Technology serves business, so I don't talk about technology here, but from the perspective of users To explain the reasons, I have considered eight aspects, each of which is personally experienced by the author. Of course, no exhaustive method can prove absolutely correct, but I hope it can arouse thinking.

1. Resource application - from month to day, the same day whispers.

Since the enterprise has three resource pools of big data MPP, HADOOP, and stream processing, tenants are basically what they see is what they get. The company even provided a resource package for the convenience of application. We applied for a resource call package. This resource application model provides a basic guarantee for flexible and open data to the outside world. Within half a year, internal and external tenants have opened more than 100 (previously. It may be called a data mart), in retrospect, without this capability, the company's external realization is basically impossible.

Whether it is Alibaba Cloud or AWS, it is the same routine, but why should companies do it themselves, because larger companies are a huge market within themselves and have various application requirements, from data, security, interface, technology and other aspects In other words, they are not suitable for external platforms.

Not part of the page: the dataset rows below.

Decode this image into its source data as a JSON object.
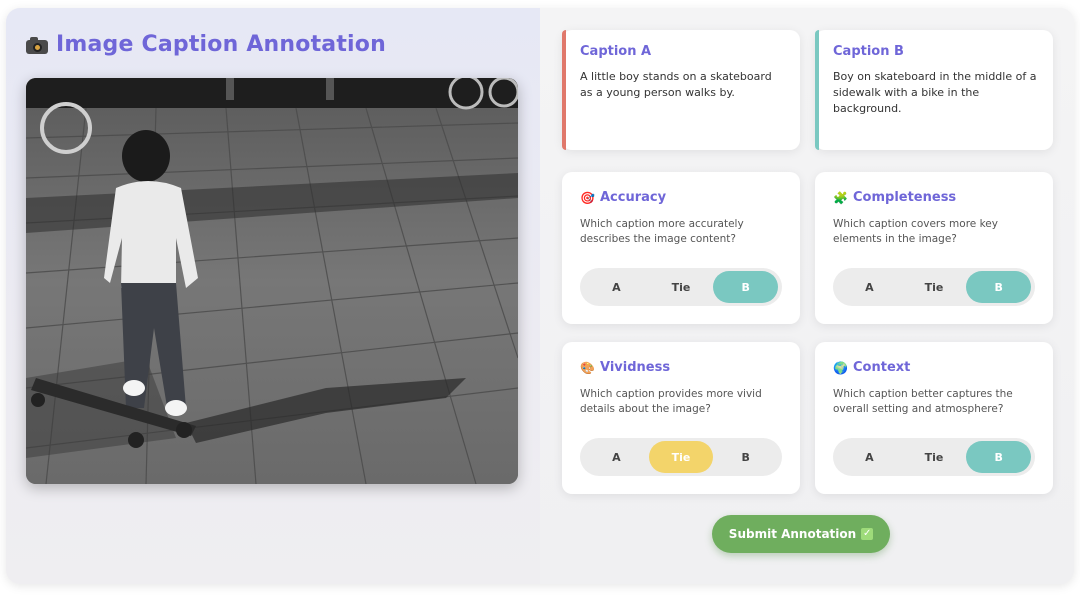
{
  "header": {
    "title": "Image Caption Annotation",
    "icon": "camera-icon"
  },
  "photo": {
    "description_icon": "photo-boy-skateboard"
  },
  "captions": [
    {
      "label": "Caption A",
      "text": "A little boy stands on a skateboard as a young person walks by.",
      "accent": "#e0786b"
    },
    {
      "label": "Caption B",
      "text": "Boy on skateboard in the middle of a sidewalk with a bike in the background.",
      "accent": "#7ac8c1"
    }
  ],
  "criteria": [
    {
      "title": "Accuracy",
      "icon": "target-icon",
      "question": "Which caption more accurately describes the image content?",
      "options": [
        "A",
        "Tie",
        "B"
      ],
      "selected": "B"
    },
    {
      "title": "Completeness",
      "icon": "puzzle-icon",
      "question": "Which caption covers more key elements in the image?",
      "options": [
        "A",
        "Tie",
        "B"
      ],
      "selected": "B"
    },
    {
      "title": "Vividness",
      "icon": "palette-icon",
      "question": "Which caption provides more vivid details about the image?",
      "options": [
        "A",
        "Tie",
        "B"
      ],
      "selected": "Tie"
    },
    {
      "title": "Context",
      "icon": "globe-icon",
      "question": "Which caption better captures the overall setting and atmosphere?",
      "options": [
        "A",
        "Tie",
        "B"
      ],
      "selected": "B"
    }
  ],
  "submit": {
    "label": "Submit Annotation",
    "icon": "check-icon"
  },
  "colors": {
    "accent_text": "#6f66d8",
    "selected_b": "#7ac8c1",
    "selected_tie": "#f3d46a",
    "submit": "#6fae5e"
  }
}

In the minicomputer stage of traditional BI, there is no concept of resource pools. Resource declarations are calculated based on the number of hardware units. You need to apply for a budget in advance. Even if the hardware is in place, the integration time is too long. The Taiwan 570 was divided into 12 partitions, which took more than a month, and the efficiency was not the same.

Big Data The system has completely exploded traditional BI in various aspects such as resource granularity, application speed, and dynamic expansion of resources. It has incomparable advantages in rapid business deployment, laying a good foundation for business innovation. If you have done DB2 project integration, and every time involves planning, partitioning, partitioning, installation, etc., you will know what waiting is.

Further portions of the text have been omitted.